IMPACT/ What is the positive economic, social, political, environmental…of your activity, project, initiative, start-up, company?
As of July 2014, we have a proven market-based model with 118 sites run by 300 local entrepreneurs operating in Cambodia, providing safe drinking water to 227,000 beneficiaries (172,000 customers and 55,000 children at school). We have achieved strong recognition in Cambodia among key WASH organisations (UNICEF, World Vision …) and by the Ministry of Rural Development. We operate in areas where people earn on average less than $500 per year (lowest level of BoP). We have established long-term strategic partnerships with Danone and Accenture. In addition, epidemiological impact studies conducted by Paul R. Hunter (Professor of Health Protection at the University of East Anglia) have provided statistical evidence of the positive impact of our project on the health. In 2012, two health studies were conducted to measure the impact of 1001fontaines safe drinking water on the health of children.
Two populations were observed,
- children between 6 and 12 at school where attendance at school was measured
- children under 5 within their families for whom episodes of diarrhea diseases were reported and correlated to the water source used by the family
The first study demonstrated that absenteeism was reduced by 55 to 75% for the children drinking 1001fontaines water at school. The second study showed that – as an alternative to piped systems which are the safest source but which cannot be deployed widely in rural areas for investment cost reasons – two water sources were associated with reduced childhood diarrhea: rainwater harvesting and 1001fontaines. Other water sources (groundwater, surface water) showed a probability of getting ill 33 to 62% higher. The detailed results of these two studies were published (links below).

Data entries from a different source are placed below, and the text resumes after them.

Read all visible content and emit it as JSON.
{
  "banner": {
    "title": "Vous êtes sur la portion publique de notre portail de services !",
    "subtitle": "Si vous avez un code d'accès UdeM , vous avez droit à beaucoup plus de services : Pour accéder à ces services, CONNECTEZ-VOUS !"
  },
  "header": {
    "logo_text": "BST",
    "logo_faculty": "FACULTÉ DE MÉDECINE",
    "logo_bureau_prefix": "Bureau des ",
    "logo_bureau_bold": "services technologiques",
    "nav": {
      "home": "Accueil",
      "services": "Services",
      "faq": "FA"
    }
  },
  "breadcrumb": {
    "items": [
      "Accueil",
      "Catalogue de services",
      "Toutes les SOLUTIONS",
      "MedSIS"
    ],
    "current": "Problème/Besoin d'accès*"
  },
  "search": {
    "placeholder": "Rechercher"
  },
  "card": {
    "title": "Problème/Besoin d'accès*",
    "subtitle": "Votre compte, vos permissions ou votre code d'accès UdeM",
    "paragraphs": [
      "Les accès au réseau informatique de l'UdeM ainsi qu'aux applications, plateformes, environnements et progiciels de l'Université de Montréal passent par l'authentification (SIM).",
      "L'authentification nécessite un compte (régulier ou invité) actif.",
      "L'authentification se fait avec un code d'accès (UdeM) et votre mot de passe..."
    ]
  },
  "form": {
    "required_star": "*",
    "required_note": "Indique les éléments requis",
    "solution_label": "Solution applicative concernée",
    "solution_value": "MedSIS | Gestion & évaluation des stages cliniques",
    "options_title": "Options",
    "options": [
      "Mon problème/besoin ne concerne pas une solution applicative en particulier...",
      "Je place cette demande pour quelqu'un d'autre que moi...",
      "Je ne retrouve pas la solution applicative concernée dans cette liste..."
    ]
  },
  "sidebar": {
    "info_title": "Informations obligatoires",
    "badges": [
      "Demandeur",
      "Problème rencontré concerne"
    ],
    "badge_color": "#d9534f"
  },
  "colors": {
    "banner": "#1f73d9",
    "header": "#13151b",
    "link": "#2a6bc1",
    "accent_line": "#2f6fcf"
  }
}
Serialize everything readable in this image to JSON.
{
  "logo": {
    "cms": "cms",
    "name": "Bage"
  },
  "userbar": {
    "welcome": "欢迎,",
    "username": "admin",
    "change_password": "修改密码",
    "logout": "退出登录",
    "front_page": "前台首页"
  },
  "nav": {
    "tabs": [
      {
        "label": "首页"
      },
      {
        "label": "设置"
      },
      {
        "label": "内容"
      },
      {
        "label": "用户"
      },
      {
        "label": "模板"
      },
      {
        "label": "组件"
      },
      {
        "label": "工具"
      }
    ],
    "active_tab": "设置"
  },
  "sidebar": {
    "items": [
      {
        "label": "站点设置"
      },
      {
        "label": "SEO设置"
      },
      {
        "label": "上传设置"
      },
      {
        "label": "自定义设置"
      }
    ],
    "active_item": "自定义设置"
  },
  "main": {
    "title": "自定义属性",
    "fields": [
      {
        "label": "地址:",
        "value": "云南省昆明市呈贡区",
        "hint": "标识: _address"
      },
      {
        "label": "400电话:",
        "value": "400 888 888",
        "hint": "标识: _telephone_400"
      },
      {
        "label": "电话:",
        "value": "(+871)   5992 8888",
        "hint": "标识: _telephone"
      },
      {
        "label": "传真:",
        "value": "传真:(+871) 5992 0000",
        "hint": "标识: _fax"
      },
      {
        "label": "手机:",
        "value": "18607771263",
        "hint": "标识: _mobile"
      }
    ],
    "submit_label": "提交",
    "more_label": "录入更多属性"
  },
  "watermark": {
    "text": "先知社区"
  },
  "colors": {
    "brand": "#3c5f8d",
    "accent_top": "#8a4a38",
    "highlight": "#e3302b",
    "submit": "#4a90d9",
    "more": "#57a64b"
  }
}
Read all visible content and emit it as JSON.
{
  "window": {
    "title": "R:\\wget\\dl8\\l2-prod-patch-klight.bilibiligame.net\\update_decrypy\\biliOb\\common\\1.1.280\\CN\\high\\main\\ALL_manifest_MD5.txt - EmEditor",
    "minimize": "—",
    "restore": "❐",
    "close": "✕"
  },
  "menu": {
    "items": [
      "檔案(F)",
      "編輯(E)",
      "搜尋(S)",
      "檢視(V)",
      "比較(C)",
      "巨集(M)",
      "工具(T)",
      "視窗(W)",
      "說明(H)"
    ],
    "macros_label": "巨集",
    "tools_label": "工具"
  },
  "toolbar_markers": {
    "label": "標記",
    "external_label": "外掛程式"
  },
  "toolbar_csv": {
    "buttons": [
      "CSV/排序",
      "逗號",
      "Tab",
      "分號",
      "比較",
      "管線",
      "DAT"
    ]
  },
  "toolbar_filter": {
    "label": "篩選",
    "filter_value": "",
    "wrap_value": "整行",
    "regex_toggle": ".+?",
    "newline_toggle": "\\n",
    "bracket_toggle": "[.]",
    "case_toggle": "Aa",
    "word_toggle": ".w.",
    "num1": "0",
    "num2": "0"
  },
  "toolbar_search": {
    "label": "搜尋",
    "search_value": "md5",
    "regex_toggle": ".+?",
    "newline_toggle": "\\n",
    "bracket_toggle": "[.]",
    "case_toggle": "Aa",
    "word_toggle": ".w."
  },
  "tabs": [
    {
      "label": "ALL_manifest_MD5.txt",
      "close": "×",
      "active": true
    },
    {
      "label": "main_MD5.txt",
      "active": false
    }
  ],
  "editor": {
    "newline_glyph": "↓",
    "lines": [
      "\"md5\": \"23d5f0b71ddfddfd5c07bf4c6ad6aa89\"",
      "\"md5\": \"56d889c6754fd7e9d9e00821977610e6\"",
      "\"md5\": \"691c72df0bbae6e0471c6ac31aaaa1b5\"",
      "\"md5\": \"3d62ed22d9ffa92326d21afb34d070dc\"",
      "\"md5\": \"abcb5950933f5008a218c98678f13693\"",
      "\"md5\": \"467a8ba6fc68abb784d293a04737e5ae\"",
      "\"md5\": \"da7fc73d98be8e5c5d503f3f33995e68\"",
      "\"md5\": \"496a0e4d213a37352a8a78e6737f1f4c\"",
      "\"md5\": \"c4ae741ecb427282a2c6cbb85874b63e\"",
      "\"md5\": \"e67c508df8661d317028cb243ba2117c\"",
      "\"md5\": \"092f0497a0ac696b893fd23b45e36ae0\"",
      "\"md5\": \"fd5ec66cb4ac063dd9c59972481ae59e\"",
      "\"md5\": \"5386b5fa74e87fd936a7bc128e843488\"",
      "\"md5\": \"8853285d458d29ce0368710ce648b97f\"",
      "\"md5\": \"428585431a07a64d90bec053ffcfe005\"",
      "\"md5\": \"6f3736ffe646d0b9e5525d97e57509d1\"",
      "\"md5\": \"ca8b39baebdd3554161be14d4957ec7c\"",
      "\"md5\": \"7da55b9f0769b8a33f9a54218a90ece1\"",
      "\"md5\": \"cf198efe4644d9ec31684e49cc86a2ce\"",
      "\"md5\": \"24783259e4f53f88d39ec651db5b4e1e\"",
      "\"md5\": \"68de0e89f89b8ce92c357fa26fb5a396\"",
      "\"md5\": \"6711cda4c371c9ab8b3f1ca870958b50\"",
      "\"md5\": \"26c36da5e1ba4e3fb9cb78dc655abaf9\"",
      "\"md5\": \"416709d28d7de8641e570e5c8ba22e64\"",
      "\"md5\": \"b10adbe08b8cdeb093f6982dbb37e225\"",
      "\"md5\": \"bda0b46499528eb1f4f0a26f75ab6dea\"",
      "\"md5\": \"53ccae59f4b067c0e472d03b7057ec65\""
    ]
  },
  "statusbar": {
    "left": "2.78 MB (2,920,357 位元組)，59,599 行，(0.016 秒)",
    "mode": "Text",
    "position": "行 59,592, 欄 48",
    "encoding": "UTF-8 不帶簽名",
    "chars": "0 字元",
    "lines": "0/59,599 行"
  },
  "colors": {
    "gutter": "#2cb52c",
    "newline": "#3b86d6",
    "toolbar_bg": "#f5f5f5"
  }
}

1. PLOS ONE, “Impact of the Provision of Safe Drinking Water on School Absence Rates in Cambodia: a quasi-experimental study”, Paul R Hunter, Helen Risebro, Marie Yen, Hélène Lefebvre, Chay Lo, Philippe Hartemann, Christophe Longuet, François Jaquenoud
2. BMC Public Health, “Water source and diarrhoeal disease risk in children under 5 years old in Cambodia: a prospective diary based study”, Paul R Hunter, Helen Risebro, Marie Yen, Hélène Lefebvre, Chay Lo, François Jaquenoud and others
Impact of the Provision of Safe Drinking Water on School Absence Rates in Cambodia: A Quasi-Experimental Study
QUOTE/ A saying, quote or reference phrase that tells something about you
The Dream become True with the Entrepreneurial Model and Team spirit.